Thursday, August 5, 2010

Cannot open shared object file

Ran into trouble trying to run an executable the other day. Hit the following message:
libxyz.so: cannot open shared object file: No such file or directory
Made sure that the shared object file in question actually did exist:
ls /lib | grep libxyz.so
ls /usr/lib | grep libxyz.so
 Turns out that the library was not in any of these standard directories, but existed in a separate directory. Made sure this separate directory was in the LD_LIBRARY_PATH:
echo $LD_LIBRARY_PATH
The directory with the library was part of the load library path, but still no luck launching the executable. The runtime linker responsible for loading up the shared objects uses cached information about the objects rather than sifting through the directory structure. The cache information can be updated by running:
ldconfig
Running ldconfig crashed with a SIGBUS error. A little odd.
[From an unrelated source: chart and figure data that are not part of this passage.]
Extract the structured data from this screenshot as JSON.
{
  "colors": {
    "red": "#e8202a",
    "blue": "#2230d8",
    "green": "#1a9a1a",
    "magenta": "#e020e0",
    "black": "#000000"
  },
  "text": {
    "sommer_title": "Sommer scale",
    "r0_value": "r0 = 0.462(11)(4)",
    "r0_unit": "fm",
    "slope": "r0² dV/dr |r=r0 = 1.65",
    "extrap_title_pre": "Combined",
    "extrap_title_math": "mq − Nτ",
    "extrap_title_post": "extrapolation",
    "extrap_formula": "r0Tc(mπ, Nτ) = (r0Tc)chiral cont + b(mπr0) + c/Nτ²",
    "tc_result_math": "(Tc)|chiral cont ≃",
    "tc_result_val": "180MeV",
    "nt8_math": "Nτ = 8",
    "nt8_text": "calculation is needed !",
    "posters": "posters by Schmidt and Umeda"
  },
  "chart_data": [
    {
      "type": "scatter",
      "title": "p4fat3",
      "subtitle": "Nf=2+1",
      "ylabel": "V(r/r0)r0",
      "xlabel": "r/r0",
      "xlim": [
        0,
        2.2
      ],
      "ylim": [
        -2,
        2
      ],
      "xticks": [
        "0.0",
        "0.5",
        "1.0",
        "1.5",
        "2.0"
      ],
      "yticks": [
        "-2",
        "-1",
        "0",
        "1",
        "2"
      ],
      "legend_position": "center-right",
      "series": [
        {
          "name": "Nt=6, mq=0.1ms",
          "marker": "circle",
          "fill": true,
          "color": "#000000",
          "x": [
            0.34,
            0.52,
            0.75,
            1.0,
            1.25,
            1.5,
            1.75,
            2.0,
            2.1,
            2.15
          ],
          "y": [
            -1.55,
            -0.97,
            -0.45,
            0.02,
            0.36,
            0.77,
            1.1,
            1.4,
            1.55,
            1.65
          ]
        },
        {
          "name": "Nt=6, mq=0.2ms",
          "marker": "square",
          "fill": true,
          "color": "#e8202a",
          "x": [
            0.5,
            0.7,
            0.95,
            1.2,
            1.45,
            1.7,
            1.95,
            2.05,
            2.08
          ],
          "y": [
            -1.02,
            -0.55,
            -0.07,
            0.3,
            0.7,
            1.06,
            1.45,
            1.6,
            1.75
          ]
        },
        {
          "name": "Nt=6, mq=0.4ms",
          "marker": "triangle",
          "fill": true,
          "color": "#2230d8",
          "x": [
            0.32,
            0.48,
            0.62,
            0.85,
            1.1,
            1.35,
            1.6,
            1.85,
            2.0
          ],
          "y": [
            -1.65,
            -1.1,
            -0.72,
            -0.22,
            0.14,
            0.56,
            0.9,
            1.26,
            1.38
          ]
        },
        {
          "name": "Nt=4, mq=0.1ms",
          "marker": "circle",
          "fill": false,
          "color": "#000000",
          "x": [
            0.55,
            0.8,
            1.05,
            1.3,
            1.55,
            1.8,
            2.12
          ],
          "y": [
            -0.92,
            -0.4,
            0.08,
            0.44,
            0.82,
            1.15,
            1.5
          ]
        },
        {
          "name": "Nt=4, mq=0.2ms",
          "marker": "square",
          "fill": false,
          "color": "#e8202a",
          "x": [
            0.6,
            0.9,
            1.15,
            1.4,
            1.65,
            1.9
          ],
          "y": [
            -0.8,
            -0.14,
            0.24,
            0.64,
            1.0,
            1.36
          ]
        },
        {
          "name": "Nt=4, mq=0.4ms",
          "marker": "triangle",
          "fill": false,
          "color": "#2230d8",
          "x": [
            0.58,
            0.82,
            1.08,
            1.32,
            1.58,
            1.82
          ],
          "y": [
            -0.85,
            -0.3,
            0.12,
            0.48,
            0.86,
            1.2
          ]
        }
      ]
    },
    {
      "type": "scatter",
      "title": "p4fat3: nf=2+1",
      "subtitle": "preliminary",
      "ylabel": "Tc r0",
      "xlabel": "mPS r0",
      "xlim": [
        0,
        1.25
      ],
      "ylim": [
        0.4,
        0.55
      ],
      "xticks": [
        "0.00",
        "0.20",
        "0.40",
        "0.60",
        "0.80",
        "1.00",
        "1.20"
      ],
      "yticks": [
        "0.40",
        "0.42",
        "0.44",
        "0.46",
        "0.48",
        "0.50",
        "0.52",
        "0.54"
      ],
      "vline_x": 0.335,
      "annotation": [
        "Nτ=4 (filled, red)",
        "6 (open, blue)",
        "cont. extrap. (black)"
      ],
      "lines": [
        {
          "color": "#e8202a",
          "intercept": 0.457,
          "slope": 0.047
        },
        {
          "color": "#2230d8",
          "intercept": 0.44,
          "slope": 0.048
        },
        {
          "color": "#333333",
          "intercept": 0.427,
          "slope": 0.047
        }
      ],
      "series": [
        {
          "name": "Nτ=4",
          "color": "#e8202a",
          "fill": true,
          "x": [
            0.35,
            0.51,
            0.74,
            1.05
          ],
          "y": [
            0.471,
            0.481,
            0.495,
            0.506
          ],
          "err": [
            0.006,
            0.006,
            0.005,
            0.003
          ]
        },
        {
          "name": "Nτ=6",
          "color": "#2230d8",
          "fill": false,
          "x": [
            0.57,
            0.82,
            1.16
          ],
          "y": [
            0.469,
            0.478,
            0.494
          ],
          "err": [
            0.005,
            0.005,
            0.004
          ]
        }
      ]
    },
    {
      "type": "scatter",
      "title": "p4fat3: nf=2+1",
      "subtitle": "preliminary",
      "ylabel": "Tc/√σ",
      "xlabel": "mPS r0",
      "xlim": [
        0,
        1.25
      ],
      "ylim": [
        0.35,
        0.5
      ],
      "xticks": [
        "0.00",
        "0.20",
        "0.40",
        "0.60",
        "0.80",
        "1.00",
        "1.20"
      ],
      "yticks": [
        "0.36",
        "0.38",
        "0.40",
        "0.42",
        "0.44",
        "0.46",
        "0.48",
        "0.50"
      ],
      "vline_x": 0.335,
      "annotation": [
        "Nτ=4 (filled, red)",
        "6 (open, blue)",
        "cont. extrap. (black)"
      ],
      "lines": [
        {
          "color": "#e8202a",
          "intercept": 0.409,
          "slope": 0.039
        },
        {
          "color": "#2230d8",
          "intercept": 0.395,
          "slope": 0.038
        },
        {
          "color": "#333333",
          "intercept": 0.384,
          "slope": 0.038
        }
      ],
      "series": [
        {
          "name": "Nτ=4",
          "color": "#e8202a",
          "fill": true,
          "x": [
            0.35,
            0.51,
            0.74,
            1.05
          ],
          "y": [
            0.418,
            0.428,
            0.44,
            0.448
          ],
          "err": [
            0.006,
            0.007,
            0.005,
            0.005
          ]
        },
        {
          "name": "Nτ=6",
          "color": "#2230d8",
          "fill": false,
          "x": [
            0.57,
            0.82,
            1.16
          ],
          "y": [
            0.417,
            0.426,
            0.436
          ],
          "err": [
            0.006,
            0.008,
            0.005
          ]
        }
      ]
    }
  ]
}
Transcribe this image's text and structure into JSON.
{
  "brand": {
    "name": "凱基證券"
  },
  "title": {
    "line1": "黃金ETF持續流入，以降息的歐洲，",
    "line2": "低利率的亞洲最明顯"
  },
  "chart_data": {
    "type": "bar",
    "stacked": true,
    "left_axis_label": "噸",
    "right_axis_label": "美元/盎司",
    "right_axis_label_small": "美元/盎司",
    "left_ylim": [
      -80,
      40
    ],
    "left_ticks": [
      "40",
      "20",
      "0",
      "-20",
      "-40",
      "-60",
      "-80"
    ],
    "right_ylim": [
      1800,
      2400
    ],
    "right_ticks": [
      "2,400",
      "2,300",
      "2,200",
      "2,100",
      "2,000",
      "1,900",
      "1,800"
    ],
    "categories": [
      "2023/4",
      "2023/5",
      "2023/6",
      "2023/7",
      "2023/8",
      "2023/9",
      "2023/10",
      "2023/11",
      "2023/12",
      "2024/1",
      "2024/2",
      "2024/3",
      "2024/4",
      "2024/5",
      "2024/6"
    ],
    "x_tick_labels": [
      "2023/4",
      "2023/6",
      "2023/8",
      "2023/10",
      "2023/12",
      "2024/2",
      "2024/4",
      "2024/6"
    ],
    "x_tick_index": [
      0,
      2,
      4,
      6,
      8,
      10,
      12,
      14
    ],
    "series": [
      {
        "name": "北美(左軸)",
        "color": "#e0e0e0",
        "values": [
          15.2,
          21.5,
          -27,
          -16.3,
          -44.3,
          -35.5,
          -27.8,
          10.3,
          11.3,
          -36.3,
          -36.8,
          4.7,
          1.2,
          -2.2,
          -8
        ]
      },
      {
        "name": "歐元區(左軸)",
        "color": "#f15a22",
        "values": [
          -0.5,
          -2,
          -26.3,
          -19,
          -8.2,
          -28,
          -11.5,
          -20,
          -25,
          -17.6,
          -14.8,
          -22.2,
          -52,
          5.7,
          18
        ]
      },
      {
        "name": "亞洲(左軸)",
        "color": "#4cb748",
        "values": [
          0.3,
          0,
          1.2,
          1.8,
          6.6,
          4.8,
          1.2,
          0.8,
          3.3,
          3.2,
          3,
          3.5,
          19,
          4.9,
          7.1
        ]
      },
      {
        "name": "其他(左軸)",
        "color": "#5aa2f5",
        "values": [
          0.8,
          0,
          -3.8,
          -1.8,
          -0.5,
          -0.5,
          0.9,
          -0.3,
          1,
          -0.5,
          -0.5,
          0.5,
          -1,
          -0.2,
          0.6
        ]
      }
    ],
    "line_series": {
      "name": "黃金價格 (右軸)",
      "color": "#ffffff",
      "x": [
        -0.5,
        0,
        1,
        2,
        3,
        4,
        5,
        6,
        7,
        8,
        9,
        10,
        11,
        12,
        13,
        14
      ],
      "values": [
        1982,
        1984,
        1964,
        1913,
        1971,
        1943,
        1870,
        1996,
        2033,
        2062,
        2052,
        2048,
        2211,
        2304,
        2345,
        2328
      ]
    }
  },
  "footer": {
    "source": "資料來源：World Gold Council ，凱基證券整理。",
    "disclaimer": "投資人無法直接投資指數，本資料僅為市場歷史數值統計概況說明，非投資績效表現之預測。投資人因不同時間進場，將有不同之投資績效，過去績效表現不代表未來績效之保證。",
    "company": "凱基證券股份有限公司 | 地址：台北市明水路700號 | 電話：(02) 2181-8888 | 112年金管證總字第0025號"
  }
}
Used the strace utility to list all the system calls made by ldconfig before the crash:
 strace ldconfig
The last "open" system call before the crash was to some random library I had never heard of or even used:
 open("/lib/libabc.so", O_RDONLY)
Running the "file" command on this mysterious library reveals some deeper problems:
file /lib/libabc.so
Solution: copied the same library over from another system and re-ran ldconfig.

In the end, libabc.so was repaired and libxyz.so was perfectly fine. Retried the executable and it started up with no complaints.